Éire Ghaelach – Éire Shaor
In an article for WalesOnline former Plaid Cymru minister Rhodri Glyn Thomas asks the question that hangs over the Welsh nationalist party as it faces a new leadership election and demands that it embrace a new form of progressive nationalism:
“PLAID Cymru has gone backwards since 1999 and desperately needs to find a new way of talking to the voters, a former minister has claimed.
Rhodri Glyn Thomas, who was Heritage Minister in the One Wales coalition with Labour from 2007 to 2008, said he hoped the party’s leadership election, which will be launched formally tomorrow, would start a revival in Plaid’s fortunes.
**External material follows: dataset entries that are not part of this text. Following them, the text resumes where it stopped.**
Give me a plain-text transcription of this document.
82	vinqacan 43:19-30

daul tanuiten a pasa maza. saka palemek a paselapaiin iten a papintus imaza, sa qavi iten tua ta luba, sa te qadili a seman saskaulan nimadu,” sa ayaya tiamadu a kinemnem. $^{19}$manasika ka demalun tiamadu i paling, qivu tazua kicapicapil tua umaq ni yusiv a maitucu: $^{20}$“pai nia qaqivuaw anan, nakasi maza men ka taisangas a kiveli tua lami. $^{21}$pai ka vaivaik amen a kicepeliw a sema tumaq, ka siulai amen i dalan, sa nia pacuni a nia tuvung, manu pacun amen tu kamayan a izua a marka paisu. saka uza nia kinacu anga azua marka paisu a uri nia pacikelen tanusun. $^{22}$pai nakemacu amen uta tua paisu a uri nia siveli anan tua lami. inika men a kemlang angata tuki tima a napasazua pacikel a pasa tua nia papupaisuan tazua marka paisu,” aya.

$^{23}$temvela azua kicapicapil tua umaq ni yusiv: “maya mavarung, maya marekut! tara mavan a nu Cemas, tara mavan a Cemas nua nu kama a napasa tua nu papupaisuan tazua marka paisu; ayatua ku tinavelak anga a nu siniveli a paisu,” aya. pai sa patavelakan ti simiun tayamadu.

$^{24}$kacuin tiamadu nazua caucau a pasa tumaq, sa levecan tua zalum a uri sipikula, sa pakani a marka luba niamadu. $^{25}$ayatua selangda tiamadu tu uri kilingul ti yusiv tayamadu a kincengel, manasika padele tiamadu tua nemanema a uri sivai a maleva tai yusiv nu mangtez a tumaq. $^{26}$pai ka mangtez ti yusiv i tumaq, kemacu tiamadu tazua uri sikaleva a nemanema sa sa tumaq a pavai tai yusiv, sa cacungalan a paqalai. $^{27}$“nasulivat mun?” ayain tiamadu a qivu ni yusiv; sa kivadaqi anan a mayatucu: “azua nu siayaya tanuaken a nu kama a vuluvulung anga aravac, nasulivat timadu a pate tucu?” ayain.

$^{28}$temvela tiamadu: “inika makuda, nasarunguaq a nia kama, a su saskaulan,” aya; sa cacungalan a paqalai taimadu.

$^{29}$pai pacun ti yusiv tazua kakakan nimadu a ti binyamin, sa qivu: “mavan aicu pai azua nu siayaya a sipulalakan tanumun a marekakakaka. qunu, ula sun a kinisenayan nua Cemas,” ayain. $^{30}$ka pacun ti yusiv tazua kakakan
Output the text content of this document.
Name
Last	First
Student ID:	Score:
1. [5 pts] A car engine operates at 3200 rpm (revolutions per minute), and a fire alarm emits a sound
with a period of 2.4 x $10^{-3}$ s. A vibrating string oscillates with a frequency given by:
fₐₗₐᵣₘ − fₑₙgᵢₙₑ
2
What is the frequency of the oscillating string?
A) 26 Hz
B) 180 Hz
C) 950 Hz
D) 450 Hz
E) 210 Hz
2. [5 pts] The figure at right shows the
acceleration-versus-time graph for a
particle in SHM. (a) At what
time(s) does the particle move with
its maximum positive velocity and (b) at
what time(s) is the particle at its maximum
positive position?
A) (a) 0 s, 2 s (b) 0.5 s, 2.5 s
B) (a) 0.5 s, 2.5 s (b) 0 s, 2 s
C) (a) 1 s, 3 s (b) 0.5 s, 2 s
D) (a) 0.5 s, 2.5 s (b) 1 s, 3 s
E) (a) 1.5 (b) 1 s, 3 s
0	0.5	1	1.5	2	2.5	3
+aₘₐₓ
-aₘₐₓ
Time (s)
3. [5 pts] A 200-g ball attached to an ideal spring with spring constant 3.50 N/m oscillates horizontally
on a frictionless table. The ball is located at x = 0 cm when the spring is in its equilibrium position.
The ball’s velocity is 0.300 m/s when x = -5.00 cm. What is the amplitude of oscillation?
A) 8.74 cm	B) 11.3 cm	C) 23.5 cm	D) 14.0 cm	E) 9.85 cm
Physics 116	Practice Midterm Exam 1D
“The question is, what does Plaid Cymru stand for now? We need clear leadership, which we haven’t had for the last 12 years. My view is that the emphasis should be on nation building rather than independence. I’m waiting to hear what the leadership contenders have to say before deciding which of them to vote for.””
For the last two decades the party has effectively abandoned its core belief, the establishment of an independent Wales, and instead embraced cultural nationalism with conservative regionalist politics. This has seen the remarkable transformation of Wales into a bilingual society and the creation of a strong regional government for the Welsh people. However the main beneficiaries of this have been the establishment British parties like Labour, the Conservatives and the Liberal-Democrats. Plaid Cymru itself has been eclipsed in many constituencies.
Is it now time for Plaid to follow the path trod by the SNP and a revival of a progressive movement for sovereignty? If Plaid Cymru’s successes in cultural politics has shown it anything it is surely that advanced nationalism, in language or politics, is the long-term key to success.